Vega is the smallest delivery system ESA plans to use for launching satellites to Space. Currently, the agency has access to Ariane 5 rockets developed by French company Arianespace, as well as Soyuz deliver systems it purchases from the Russian Federal Space Agency (RosCosmos).
The first Soyuz already launched from Kourou last month, carrying the first two satellites of the Galileo satellite navigation network, and now ESA is getting ready for another first at its South American installation. It plans to launch the first Vega rocket from here in late January 2012.
The launch campaign officially began on Monday, November 7, when the P80 first stage that will go on the first Vega left the ESA Booster Integration Building (BIB), and was transported to the Vega Launch Zone (VLZ). Once here, the component was placed directly on the launch pad.

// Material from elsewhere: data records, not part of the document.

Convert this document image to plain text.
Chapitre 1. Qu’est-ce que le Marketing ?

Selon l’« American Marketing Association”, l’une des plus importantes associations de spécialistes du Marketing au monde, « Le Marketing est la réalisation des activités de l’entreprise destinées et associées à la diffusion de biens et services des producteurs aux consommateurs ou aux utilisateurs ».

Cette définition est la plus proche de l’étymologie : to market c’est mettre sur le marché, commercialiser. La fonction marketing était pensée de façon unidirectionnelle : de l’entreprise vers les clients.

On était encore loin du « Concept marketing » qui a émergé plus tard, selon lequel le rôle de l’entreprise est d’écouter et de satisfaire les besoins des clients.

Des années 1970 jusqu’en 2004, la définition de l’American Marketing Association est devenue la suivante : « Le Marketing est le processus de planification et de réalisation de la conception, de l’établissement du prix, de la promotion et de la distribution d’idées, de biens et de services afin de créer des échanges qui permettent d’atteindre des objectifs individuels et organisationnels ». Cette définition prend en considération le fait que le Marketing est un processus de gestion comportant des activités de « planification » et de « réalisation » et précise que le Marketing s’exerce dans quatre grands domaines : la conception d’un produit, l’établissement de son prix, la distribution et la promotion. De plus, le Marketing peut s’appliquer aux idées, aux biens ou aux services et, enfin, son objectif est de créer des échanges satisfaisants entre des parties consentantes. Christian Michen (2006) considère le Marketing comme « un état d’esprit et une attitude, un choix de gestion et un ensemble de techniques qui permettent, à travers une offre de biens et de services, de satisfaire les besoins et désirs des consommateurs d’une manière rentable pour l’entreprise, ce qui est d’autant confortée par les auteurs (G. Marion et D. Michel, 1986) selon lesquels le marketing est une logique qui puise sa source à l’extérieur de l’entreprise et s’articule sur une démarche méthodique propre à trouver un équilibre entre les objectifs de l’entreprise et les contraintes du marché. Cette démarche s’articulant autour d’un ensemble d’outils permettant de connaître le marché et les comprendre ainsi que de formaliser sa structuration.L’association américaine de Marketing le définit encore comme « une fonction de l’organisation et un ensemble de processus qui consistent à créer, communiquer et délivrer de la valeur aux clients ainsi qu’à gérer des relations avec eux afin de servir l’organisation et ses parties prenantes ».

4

The massive, 100-ton stage was ferried to the VLZ atop the Fardier heavyweight transporter, a machine similar in function to the Crawler-Transporter tracked vehicle NASA used to move its space shuttles from the Vehicle Assembly Building at the Kennedy Space Center to their respective launch pads.
During the transport, buildings near the route the Fardier vehicle took were evacuated, and as many personnel as could be spared was removed from the area. ESA has very strict safety measures in place when it comes to preventing accidents involving its rockets.
Zefiro-23 and Zefiro-9, the second and third stages of the first Vega rocket, will be added atop P80 over the coming weeks, although ESA has not yet provided a clear timeline as to when this might happen. The components are currently stored in the Vega Booster Storage and Preparation Building.
After the three stages are stacked upon each other at the launch pad, the fourth and final stage will be added as well, hopefully before the end of the year, ESA reports. This component is called the Attitude & Vernier Upper Module (AVUM).
“By the end of the year the LARES laser relativity satellite from Italy’s ASI space agency together with at least six small CubeSats and ALMASat-1 from European universities will be ready and enclosed in the fairing,” ESA adds.
“The campaign will continue in January with the integration of the ‘upper composite' – the fairing and payload – followed by final check-out of the fully integrated launcher and the countdown rehearsal,” the statement goes on to say.